Palmeiras pela Libertadores vira ringue no estádio e nas mesas redondas de TV

Você achou mesmo que a pancadaria vergonhosa ocorrida ontem no estádio Centenário, em Montevideu, pararia ali mesmo, após a chegada da polícia e acalmada dos ânimos?

Errou feio. As discussões e trocas de farpas foram parar também na TV. E sobrou pra todo mundo.

Em sua coluna na Folha, ontem, Juca Kfouri afirmou que o time do Palmeiras está rachado e que o jogador Róger Guedes só foi escalado contra a Ponte Preta, pelas semifinais do Campeonato Paulista, por exigência do gerente de futebol do clube, Alexandre Mattos. E foi além: Eduardo Baptista foi escolhido a dedo pela diretoria justamente porque é mais “maleável” para acatar “ordens que vêm de cima”.

Para piorar a situação, o repórter da Globo, Léo Bianchi, que acompanhava o Palmeiras na viagem – e gravou o início do treino do time na véspera do jogo quente de ontem -, flagrou Felipe Melo batendo boca com Guedes, chamando-o de moleque e pedindo respeito. Não faltava mais nada para explodir o barril de pólvora – que culminou naquele triste final de espetáculo que as TVs exibiram na noite de ontem.

Mas não parou no gramado: em sua entrevista coletiva após o jogo – em que o Palmeiras virou, cabe aqui lembrar -, Eduardo Baptista, bravíssimo com os problemas no vestiário e toda a tensão que se virou contra ele, soltou o verbo contra Kfouri. Ao vivo e sem cortes.

Defendeu-se falando sobre a escalação de Róger e, aos gritos, foi taxativo.

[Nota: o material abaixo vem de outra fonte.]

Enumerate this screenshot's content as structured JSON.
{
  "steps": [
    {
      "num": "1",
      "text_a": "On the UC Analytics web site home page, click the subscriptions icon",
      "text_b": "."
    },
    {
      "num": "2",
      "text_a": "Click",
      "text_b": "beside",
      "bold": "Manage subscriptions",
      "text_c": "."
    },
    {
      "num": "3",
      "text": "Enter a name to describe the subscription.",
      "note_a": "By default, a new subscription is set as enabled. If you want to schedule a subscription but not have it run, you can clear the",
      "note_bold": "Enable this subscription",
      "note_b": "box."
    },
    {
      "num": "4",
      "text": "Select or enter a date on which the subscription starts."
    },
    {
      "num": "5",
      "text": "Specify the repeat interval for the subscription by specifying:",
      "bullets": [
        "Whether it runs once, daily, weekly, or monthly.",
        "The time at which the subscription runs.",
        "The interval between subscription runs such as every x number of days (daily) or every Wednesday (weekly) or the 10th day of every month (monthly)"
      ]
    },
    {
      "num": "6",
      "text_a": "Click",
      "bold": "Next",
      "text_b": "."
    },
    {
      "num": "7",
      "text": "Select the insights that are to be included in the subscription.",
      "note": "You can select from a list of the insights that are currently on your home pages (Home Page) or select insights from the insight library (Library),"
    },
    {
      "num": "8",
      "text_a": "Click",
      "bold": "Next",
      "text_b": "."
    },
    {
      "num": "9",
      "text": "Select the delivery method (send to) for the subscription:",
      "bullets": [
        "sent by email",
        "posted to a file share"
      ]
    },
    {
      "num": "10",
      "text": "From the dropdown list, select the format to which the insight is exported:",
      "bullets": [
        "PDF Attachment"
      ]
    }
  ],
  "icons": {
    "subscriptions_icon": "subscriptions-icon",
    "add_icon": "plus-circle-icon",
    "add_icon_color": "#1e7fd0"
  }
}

– Cobraram muito dos treinadores depois de 2014. Eu estou vendo um monte de gente boa surgindo, companheiros da sala de aula da CBF, que estão se aprimorando e estudando. Os treinadores estão estudando, então as pessoas que colocam isso tem que ter responsabilidade. E se tem a fonte, fala a fonte.

Ao mesmo tempo, nos estúdios da SporTV, outro Roger, o Flores, também criticava Juca Kfouri e sua coluna. Ele, ex-jogador, que foi muito criticado pelo colunista, enquanto atuava nos gramados.

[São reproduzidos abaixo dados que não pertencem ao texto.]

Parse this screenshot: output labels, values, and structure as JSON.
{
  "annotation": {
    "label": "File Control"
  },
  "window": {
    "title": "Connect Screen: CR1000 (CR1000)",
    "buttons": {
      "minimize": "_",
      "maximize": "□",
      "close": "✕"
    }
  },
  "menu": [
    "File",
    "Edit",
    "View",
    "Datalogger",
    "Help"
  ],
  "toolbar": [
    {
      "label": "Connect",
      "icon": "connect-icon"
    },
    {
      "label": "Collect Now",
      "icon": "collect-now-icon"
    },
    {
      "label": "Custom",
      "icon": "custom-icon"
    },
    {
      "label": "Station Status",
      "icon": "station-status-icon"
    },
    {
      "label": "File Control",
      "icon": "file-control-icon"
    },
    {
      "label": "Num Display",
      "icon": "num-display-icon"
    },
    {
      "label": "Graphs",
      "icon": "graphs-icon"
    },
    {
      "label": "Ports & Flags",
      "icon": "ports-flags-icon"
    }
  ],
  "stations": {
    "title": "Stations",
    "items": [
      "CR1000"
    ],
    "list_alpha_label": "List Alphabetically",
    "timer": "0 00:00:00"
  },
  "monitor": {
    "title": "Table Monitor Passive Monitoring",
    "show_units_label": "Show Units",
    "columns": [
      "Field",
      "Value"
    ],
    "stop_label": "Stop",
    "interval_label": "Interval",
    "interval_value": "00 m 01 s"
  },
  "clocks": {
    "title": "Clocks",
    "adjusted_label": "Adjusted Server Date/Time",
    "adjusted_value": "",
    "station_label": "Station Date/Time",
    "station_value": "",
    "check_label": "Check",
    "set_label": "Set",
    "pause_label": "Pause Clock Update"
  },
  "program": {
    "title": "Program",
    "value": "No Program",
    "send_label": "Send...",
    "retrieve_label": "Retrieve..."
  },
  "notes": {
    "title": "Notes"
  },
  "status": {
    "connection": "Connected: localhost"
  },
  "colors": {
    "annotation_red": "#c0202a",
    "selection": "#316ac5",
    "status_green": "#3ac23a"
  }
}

Mágoas guardadas à parte, Juca, que nem estava nos estúdios na hora da confusão, entrou imediatamente ao vivo na ESPN para falar sobre o caso, por telefone:

– É um desabafo de quem tava com 500 kg sobre as costas e precisando vencer o Peñarol. Ele faz uma baita confusão. A começar pela coerência. Ele exige que um jornalista entregue suas fontes. Talvez sem saber que até na Constituição Brasileira o jornalista tem o direito de manter suas fontes sigilosas. É a matéria prima do nosso trabalho ter fontes e manter sigilosas quando elas pedem. Ele não cita o nome do jornalista. Ele podia ter dito: ‘estou me referindo ao jornalista Juca Kfouri’. Ele não diz, ele diz que respeita, admira, que é fã. Mas não entrega o nome do jornalista. Ele preserva a fonte. Eu entendo o desabafo, isso faz parte. A informação eu mantenho. Ele faz uma confusão. Em nenhum momento, a nota se trata do Willian ser reserva ou titular. Ele teve uma discussão com o Róger Guedes porque disse ao Róger Guedes que ele seria titular contra o Peñarol. E na “Hora H’ Róger Guedes não estava como titular e foi cobrá-lo. O Róger Guedes por isso foi tirado do banco, nem estava na concentração. É isso que está na nota. O desabafo dele ele tem todo direito de desabafar”.